Byline Times has previously revealed that a similar licence was used to export equipment to the Chilean government amid widespread protests over inequality that saw unarmed protesters violently attacked by law enforcement.

In a letter sent to Conservative MP Elizabeth Truss, secretary of state for international trade, Labour MP Emily Thornberry said: “As you know, it has been the policy of successive governments over the past two decades to refuse licences for the export of arms and equipment that might be used for internal repression in the countries to whom they are being sold. It is, therefore, an obvious matter of concern if any exports from the UK have been used in response to the ongoing protests in the United States.”

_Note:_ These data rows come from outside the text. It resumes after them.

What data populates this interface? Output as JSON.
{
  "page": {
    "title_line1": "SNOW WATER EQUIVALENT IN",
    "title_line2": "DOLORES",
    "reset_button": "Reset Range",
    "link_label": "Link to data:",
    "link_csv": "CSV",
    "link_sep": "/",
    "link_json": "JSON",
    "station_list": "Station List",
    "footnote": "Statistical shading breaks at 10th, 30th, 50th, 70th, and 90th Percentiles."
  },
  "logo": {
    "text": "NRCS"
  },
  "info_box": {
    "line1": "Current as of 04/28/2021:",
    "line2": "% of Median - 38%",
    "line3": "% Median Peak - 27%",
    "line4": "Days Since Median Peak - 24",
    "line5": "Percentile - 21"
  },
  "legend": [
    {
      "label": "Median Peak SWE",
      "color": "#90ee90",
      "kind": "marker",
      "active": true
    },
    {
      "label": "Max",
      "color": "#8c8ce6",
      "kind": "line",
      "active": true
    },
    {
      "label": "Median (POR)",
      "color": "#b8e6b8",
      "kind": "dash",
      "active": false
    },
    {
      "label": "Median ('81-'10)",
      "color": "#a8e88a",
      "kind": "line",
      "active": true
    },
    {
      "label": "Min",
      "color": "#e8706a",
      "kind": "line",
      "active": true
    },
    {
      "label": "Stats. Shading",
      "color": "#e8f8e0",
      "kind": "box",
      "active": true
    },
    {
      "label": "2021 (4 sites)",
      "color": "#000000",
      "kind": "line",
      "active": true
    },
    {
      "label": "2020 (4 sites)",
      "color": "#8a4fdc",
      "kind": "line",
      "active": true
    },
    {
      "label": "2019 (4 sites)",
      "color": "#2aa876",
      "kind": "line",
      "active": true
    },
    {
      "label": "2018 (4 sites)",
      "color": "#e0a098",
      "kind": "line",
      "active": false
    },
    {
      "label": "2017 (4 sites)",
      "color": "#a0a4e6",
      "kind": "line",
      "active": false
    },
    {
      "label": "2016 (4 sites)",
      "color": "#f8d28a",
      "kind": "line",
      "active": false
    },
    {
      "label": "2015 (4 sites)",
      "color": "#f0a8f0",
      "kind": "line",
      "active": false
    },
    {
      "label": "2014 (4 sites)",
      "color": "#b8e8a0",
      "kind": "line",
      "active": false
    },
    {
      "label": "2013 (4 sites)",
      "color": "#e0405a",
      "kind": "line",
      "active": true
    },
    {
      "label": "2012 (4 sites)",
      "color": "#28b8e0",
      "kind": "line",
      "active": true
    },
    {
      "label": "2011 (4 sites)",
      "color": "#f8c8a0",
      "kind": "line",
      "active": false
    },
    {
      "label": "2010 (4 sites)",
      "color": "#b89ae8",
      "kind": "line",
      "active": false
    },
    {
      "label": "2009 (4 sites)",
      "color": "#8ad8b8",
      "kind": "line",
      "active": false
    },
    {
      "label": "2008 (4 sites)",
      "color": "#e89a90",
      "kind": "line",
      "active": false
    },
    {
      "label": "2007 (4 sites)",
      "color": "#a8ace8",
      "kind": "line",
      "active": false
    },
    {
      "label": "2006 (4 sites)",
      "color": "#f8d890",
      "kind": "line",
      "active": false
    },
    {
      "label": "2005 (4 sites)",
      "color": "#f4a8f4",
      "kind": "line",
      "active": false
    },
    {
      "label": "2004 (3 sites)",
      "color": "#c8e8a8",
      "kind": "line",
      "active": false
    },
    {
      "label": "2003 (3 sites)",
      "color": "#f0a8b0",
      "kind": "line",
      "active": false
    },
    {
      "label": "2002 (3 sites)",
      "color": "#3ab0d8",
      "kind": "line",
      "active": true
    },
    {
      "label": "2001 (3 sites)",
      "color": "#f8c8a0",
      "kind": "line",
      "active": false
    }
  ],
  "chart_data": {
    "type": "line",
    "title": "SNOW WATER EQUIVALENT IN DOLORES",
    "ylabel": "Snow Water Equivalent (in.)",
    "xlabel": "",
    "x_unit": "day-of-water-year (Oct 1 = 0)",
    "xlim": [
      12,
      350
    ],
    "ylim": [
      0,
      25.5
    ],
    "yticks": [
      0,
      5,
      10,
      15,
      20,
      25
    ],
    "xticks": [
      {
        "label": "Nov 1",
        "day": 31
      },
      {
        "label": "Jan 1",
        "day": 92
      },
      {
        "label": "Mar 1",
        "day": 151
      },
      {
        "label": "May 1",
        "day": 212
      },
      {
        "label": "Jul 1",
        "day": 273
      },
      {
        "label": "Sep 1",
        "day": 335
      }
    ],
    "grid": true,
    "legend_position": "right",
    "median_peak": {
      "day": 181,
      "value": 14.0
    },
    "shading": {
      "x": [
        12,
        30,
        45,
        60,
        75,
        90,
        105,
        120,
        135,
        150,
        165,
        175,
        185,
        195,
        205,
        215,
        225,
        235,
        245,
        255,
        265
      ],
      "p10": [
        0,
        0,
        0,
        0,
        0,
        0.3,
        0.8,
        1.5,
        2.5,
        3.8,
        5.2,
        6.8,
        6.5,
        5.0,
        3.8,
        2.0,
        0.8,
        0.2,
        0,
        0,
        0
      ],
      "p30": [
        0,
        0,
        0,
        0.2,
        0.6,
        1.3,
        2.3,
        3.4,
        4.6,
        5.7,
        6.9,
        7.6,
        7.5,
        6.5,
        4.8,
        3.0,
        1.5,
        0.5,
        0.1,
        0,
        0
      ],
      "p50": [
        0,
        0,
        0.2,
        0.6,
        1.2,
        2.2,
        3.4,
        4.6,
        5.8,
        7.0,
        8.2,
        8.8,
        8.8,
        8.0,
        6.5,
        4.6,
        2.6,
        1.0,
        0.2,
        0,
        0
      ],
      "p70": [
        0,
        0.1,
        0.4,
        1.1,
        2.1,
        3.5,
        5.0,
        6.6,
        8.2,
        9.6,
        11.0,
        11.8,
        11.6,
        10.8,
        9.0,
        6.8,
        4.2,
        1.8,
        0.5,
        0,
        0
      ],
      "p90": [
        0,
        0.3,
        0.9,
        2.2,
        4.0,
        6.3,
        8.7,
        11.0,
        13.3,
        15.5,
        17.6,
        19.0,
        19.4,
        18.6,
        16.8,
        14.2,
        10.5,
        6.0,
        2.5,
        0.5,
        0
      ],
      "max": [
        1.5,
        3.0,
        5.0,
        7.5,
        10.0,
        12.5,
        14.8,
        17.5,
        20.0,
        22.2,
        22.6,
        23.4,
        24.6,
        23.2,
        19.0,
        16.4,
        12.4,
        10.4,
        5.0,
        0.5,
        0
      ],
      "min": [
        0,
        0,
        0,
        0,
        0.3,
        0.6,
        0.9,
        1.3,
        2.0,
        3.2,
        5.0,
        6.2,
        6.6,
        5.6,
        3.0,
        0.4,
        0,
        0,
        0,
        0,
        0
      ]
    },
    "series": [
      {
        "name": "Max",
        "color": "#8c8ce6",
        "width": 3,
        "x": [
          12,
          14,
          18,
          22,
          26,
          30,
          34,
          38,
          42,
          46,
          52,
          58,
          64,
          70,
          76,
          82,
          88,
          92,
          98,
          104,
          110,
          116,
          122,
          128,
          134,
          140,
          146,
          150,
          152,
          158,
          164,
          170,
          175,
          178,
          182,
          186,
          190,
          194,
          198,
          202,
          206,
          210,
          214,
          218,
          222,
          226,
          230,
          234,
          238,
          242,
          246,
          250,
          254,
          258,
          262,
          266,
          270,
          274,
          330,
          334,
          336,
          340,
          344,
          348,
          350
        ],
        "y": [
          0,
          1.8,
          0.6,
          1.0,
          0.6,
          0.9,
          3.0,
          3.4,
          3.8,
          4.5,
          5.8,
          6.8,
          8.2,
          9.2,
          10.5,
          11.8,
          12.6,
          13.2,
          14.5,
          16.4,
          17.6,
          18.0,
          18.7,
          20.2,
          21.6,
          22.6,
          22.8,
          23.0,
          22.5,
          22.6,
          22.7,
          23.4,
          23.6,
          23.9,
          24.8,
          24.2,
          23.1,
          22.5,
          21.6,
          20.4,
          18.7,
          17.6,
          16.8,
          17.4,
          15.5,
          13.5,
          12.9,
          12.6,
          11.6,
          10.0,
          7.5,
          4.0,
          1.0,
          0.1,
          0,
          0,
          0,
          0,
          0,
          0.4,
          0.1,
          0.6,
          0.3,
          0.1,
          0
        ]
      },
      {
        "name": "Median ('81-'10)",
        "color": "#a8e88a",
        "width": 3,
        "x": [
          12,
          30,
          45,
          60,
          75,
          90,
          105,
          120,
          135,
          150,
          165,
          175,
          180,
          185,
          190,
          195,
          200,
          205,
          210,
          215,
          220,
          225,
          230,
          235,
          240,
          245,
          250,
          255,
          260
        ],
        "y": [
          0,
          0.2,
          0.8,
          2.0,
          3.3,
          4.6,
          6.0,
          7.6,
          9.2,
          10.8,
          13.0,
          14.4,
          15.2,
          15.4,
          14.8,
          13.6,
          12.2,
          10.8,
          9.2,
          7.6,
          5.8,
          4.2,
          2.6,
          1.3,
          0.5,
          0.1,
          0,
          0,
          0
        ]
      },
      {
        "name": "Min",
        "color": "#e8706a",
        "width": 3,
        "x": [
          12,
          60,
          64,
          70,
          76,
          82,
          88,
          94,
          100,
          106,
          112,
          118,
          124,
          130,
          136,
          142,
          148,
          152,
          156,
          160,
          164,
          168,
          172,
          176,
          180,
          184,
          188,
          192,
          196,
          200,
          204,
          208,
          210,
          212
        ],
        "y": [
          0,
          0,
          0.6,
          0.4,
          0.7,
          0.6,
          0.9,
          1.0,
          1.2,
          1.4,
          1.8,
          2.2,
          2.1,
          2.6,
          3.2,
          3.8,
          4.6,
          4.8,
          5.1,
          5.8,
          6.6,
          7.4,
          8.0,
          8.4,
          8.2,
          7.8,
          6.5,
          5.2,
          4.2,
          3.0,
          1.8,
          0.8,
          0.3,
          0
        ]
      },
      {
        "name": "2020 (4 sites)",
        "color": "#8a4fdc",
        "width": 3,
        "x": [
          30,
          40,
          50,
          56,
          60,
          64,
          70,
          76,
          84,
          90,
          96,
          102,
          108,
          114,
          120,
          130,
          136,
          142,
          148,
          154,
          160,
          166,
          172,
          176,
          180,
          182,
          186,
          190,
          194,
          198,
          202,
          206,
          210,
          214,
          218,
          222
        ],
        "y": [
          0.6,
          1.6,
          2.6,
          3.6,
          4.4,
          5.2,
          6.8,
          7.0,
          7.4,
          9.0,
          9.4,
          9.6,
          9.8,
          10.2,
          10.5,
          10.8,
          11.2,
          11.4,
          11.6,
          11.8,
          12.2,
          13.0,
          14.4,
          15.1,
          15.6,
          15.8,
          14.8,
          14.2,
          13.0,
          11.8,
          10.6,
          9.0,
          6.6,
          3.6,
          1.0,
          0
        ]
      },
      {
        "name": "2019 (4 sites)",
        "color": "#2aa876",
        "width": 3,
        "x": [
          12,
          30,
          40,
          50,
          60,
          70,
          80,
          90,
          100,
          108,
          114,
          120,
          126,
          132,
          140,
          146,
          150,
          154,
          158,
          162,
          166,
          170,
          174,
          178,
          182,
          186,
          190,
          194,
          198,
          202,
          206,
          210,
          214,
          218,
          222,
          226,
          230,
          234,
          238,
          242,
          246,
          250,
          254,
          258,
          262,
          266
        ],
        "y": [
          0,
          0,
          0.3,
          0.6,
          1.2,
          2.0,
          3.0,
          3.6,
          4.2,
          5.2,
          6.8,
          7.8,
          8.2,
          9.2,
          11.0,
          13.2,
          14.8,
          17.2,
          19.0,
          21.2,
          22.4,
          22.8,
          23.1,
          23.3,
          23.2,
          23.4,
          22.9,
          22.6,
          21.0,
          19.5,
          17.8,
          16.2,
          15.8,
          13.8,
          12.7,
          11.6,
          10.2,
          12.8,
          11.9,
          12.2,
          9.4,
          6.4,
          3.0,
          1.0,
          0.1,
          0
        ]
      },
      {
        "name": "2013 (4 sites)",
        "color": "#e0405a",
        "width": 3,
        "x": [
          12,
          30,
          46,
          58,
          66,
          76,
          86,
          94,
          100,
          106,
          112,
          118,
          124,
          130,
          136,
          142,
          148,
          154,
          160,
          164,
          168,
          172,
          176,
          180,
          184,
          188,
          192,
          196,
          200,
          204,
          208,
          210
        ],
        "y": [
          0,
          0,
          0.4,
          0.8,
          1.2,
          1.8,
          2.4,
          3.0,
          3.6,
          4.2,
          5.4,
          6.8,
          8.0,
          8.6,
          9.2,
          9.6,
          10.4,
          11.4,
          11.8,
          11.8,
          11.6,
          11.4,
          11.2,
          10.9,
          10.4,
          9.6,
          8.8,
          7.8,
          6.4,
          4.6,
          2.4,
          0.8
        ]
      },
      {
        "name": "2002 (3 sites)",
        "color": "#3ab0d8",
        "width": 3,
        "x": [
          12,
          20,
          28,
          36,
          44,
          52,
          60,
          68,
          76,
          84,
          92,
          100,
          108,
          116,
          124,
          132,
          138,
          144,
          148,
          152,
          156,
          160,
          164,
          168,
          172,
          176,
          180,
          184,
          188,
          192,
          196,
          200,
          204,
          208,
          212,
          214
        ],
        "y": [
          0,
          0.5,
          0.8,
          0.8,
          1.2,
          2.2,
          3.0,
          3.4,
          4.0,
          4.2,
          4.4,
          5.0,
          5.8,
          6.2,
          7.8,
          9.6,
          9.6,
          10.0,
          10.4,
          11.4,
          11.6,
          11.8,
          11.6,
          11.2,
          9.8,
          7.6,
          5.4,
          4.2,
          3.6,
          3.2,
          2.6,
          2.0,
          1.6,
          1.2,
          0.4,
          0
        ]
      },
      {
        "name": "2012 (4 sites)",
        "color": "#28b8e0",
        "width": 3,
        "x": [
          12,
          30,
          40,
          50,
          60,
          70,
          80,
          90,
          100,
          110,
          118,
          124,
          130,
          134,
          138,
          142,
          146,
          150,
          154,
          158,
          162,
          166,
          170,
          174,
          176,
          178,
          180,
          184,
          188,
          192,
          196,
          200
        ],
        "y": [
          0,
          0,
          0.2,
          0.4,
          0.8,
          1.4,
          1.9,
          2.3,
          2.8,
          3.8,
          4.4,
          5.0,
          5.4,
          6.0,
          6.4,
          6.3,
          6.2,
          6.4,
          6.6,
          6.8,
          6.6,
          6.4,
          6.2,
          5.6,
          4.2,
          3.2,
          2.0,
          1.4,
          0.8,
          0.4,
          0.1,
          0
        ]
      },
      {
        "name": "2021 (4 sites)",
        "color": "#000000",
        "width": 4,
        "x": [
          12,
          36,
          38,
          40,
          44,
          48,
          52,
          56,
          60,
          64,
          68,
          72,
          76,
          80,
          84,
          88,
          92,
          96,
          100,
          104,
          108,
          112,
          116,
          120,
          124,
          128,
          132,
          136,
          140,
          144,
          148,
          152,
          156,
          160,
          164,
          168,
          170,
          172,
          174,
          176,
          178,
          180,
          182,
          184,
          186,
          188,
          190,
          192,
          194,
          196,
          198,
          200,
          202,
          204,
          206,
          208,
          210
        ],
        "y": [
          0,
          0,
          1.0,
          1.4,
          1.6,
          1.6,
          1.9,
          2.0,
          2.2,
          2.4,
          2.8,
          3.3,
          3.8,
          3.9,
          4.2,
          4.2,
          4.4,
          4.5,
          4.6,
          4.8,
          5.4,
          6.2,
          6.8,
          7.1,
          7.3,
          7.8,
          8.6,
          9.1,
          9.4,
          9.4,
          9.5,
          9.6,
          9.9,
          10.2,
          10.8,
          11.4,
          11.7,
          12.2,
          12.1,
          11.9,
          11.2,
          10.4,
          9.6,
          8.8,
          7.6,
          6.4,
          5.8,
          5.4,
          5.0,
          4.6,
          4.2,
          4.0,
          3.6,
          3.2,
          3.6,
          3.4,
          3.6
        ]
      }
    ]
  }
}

Ms Thornberry goes on to highlight that the UK has issued export licences for a “variety of riot control projectiles and equipment to the United States” and this includes ballistic shields, anti-riot guns, portable riot control electric shock devices and tear gas.

“If there is a risk that any of these riot control projectiles and equipment are being used in the United States against peaceful, unarmed civilians, then the government must act immediately to stop their export,” she added.

The leading human rights group, Amnesty International UK, has also called for an immediate halt to the arms sales. Oliver Feeley-Sprague, the organisation’s Military, Security and Police programme director, said that official export data indicated a “very real risk” that UK-manufactured tear gas or rubber bullets is being used against protesters.

“The UK should immediately freeze all policing and security equipment export licences to the US where there’s a clear risk of further misuse – something the UK is obliged to do under its own laws,” he continued. “Ministers should be making detailed, case-by-case assessments of any requests for equipment from individual US police forces – withholding exports from any that have clearly acted irresponsibly during the current crisis.

“The UK has a dreadful track record of looking the other way when UK arms and security equipment is misused overseas, even, in some cases, seeking to justify such misuse.”

Byline Times asked the Department for International Trade if any review was due to take place in relation to the way the arms have been used and whether halting future sales has been considered. A spokesman simply said: “We take our export responsibilities seriously and assess export licence applications in accordance with strict licensing criteria.”

Andrew Smith of Campaign Against Arms Trade said: “Silence in the face of such injustice is compliance. We are always being told about the great relationship and influence that Boris Johnson has with the White House. If that is the case, then he must use it to condemn the violence in the strongest terms and call for widespread and structural change.”

He added that now is the time for police forces and politicians around the world to “consider their own roles and the systematic inequality that they are responsible for”.